-2
print(bytes('ba', 'utf-16'))

Result :

b'\xff\xfeb\x00a\x00'

I understand utf-16 means every character will take 16 bits means 00000000 00000000 in binary and i understand there are 16 bits here x00a means x00 = 00000000 and a = 01000001 so both gives x00a it is clear to my mind like this but here is the confusion:

\xff\xfeb

1 - What is this ?????????

2 - Why fe ??? it should be x00

i have read a lot of wikipedia articles but it is still not clear

S.B
  • 13,077
  • 10
  • 22
  • 49

3 Answers3

1

I think you are misinterpreting the printout.

You have 3 16-bit words:

  • FFFE: This is the byte-order mark required in UTF-16 (Byte order mark - Wikipedia).
  • 00, followed by the 8-bit encoding of 'b' (that is shown as the character 'b' instead of using an \x escape sequence): This is the 16-bit representation of 'b'.
  • 00, followed by the 8-bit encoding of 'a': This is the 16-bit representation of 'a'.
Darryl Noakes
  • 2,207
  • 1
  • 9
  • 27
Fulvio Corno
  • 146
  • 2
  • 5
  • why 3 ??? there are only two a and b where are 3 ??????? –  Nov 01 '22 at 16:04
  • It's simply as he says. There is an extra word inserted at the start: the byte-order mark required by UTF-16. It's part of the UTF-16 encoding, not the source string itself. – Darryl Noakes Nov 01 '22 at 16:14
  • Yes, the 1st 16-bit word is included in the UTF-16 encoding rule. For the lengthy details see https://docs.python.org/3/library/codecs.html#standard-encodings (look for discussions around BOM). – Fulvio Corno Nov 01 '22 at 16:20
1

You have,

b'\xff\xfeb\x00a\x00'

This is what you asked for, it has three characters.

b'\xff\xfe' # 0xff 0xfe
b'b\x00'    # 0x62 0x00
b'a\x00'    # 0x61 0x00

The first is U+FEFF (byte order mark), the second is U+0062 (b), and the third is U+0061 (a). The byte order mark is there to distinguish between little-endian UTF-16 and big-endian UTF-16. It is normal to find a BOM at the beginning of a UTF-16 document.

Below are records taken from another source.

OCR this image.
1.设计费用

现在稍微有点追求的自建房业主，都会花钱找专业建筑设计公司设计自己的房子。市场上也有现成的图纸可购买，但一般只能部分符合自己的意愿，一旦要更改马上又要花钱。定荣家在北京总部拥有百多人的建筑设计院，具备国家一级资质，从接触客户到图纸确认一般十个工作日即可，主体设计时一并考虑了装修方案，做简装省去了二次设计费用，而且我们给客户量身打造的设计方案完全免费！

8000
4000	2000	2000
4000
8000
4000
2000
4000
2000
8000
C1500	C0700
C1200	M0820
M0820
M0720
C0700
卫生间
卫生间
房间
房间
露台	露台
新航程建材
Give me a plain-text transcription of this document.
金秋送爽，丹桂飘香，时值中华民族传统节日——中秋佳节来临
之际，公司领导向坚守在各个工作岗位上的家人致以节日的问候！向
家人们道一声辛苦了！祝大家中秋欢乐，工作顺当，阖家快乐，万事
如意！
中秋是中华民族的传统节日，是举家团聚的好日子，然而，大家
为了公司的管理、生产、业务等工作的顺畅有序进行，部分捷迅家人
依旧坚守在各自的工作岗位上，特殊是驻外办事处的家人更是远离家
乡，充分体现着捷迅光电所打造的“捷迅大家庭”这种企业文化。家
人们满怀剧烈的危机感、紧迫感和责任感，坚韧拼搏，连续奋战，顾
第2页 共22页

It is just confusing to read because the 'b' and 'a' look like they're hexadecimal digits, but they're not.

If you don't want the BOM, you can use utf-16le or utf-16be.

>>> bytes('ba', 'utf-16le')
b'b\x00a\x00'
>>> bytes('ba', 'utf-16be')
b'\x00b\x00a'

The problem is that you can get some garbage if you decode as the wrong one. If you use UTF-16 with BOM, you're more likely to get the right result when decoding.

Dietrich Epp
  • 205,541
  • 37
  • 345
  • 415
0

You already got your answer I just wanted to explain it in my own words for future readers.

In UTF-16 encoding, It seems that 'a' should occupy 16 bits or 2 bytes. The 'a' itself needs 8 bits. The question is should I put the remaining zeroes before the value of 'a' or after it? There are two possible ways:

First: 01100001|00000000
Second: 00000000|01100001

If I don't tell you anything and just hand you these, this would happen:

First = b"0110000100000000"
print(hex(int(First, 2)))   # 0x6100
print(chr(int(First, 2)))   # 愀

Second = b"0000000001100001"
print(hex(int(Second, 2)))  # 0x61
print(chr(int(Second, 2)))  # a

So you can't say anything just by looking at these bytes. Did I mean to send you or a ?

First Solution:

I myself tell you about this verbally. About the "Ordering"! Here is where "big-endian" and "little-endian" come into play:

bytes_ = b"a\x00" # >>>>>> Please decode it with "Little-Endian"!
print(bytes_.decode("utf-16-le"))  # a - Correct.
print(bytes_.decode("utf-16-be"))  # 愀 

So If I tell you about the endianness, you can get to the correct character.

You see, without any extra character we were able to achieve this.

Second Solution

I can "embed" the byte ordering into the bytes itself without explicitly telling you! It is called BOM(Byte Order Mark).

ordering1 = b"\xfe\xff"
ordering2 = b"\xff\xfe"

print((ordering1 + b"\x00a").decode("utf-16"))  # a
print((ordering2 + b"a\x00").decode("utf-16"))  # a

Now just passing "utf-16" to .decode() is enough. It can figure the correct byte out correctly. There is no need to tell about le or be it's already there.

S.B
  • 13,077
  • 10
  • 22
  • 49